Others, like Corey Oakley of the Socialist Alternative, admit that an imperialist operation is taking place in Syria. In an article “The left, Imperialism and the Syrian Revolution,” first published on August 16 and subsequently translated into Arabic and published by the Syrian Revolutionary Left on August 22, Oakley declares that “only a fool would deny that the imperialist powers are intervening in Syria, or that there are deeply reactionary elements present among the rebel forces.”

He then makes clear that he is nevertheless willing to support the operation. Oakley asks if it is “wrong for the Syrian revolutionaries to demand, and where possible accept, weapons from imperialists, the imperialists’ allies or anyone else?” He provides a definitive answer: “Of course not.”

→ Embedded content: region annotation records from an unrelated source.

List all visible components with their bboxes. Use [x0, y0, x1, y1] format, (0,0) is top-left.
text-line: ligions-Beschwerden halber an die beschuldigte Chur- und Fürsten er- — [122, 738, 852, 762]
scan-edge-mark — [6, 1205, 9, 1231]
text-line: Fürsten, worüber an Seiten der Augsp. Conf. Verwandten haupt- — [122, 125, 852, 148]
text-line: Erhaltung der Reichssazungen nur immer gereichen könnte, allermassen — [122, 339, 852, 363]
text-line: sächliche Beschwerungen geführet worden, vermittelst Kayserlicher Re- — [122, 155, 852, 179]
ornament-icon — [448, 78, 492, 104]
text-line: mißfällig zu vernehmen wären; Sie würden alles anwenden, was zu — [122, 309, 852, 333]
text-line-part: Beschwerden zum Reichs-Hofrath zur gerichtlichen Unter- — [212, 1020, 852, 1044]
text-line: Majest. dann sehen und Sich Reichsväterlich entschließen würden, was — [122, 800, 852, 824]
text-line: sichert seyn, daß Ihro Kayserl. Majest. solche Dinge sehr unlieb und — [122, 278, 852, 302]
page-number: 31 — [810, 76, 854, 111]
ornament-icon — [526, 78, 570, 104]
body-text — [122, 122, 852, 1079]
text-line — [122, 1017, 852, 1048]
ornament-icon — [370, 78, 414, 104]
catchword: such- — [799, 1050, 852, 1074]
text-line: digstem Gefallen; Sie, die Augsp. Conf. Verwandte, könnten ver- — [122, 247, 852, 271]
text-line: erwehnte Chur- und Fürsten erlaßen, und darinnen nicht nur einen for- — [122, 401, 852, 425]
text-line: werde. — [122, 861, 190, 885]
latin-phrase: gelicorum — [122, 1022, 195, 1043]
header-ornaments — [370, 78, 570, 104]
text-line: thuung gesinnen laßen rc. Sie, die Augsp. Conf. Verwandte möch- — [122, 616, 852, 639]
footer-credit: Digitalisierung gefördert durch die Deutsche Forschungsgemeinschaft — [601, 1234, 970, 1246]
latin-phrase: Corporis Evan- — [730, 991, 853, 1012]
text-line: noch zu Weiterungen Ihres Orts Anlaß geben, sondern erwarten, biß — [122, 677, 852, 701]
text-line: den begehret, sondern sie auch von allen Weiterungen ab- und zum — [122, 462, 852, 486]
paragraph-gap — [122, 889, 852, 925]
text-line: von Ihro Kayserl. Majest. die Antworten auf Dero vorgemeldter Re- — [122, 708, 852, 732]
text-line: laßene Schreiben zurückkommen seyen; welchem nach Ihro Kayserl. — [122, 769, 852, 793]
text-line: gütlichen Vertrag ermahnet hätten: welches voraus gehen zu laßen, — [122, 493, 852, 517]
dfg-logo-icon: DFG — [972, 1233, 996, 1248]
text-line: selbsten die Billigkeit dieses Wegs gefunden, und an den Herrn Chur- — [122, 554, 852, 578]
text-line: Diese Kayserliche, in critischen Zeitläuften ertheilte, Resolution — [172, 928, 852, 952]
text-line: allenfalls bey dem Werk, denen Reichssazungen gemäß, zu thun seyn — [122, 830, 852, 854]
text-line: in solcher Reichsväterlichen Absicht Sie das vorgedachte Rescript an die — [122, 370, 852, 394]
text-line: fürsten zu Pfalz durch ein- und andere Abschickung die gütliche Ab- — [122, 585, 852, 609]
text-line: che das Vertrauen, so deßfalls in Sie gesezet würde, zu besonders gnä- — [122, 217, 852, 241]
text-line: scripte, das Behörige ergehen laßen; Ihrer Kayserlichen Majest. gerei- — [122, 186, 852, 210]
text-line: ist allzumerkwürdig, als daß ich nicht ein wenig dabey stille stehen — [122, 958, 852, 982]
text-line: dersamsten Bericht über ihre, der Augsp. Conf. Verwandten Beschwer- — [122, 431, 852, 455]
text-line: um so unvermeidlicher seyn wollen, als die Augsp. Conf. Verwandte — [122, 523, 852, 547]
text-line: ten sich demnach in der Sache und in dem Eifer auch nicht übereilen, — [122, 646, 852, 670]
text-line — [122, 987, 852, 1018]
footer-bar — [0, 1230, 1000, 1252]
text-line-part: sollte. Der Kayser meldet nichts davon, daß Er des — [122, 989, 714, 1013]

Pham Binh, an activist of the Occupy Wall Street Class War Camp, is even more open in summing up the essentially pro-imperialist position advanced by all the pseudo-left groups. In an article “Libya and Syria: When Anti-Imperialism Goes Wrong” he attacks those who oppose imperialism as counterrevolutionary and defines US imperialism as a progressive force.

Binh writes that “the progressive instinct to oppose anything the US government does abroad became anything but progressive once the Arab Spring sprang up in Libya and Syria… The moment the Syrian and Libyan revolutions demanded imperialist airstrikes and arms to neutralize the military advantage enjoyed by governments over revolutionary peoples, anti-interventionism became counter-revolutionary because it meant opposing aid to the revolution.”

Binh’s statements are as cynical as they are false. The US war against Libya, as the CIA operation in Syria, aimed not to support the struggles of the Arab masses for democracy and social equality, but to further Washington’s counterrevolutionary offensive against the mass working-class struggles that ousted US-backed dictators in Tunisia and Egypt at the beginning of 2011.

In supporting and promoting US imperialism’s counterrevolutionary strategy of war and terror as “revolutionary,” the pseudo-left groups serve the same class interests as US imperialism’s cold-blooded advisors such as Ignatius, who describe Washington’s operations more forthrightly as a means for imposing imperialist domination over yet another former colonial country, and ultimately the entire Middle East.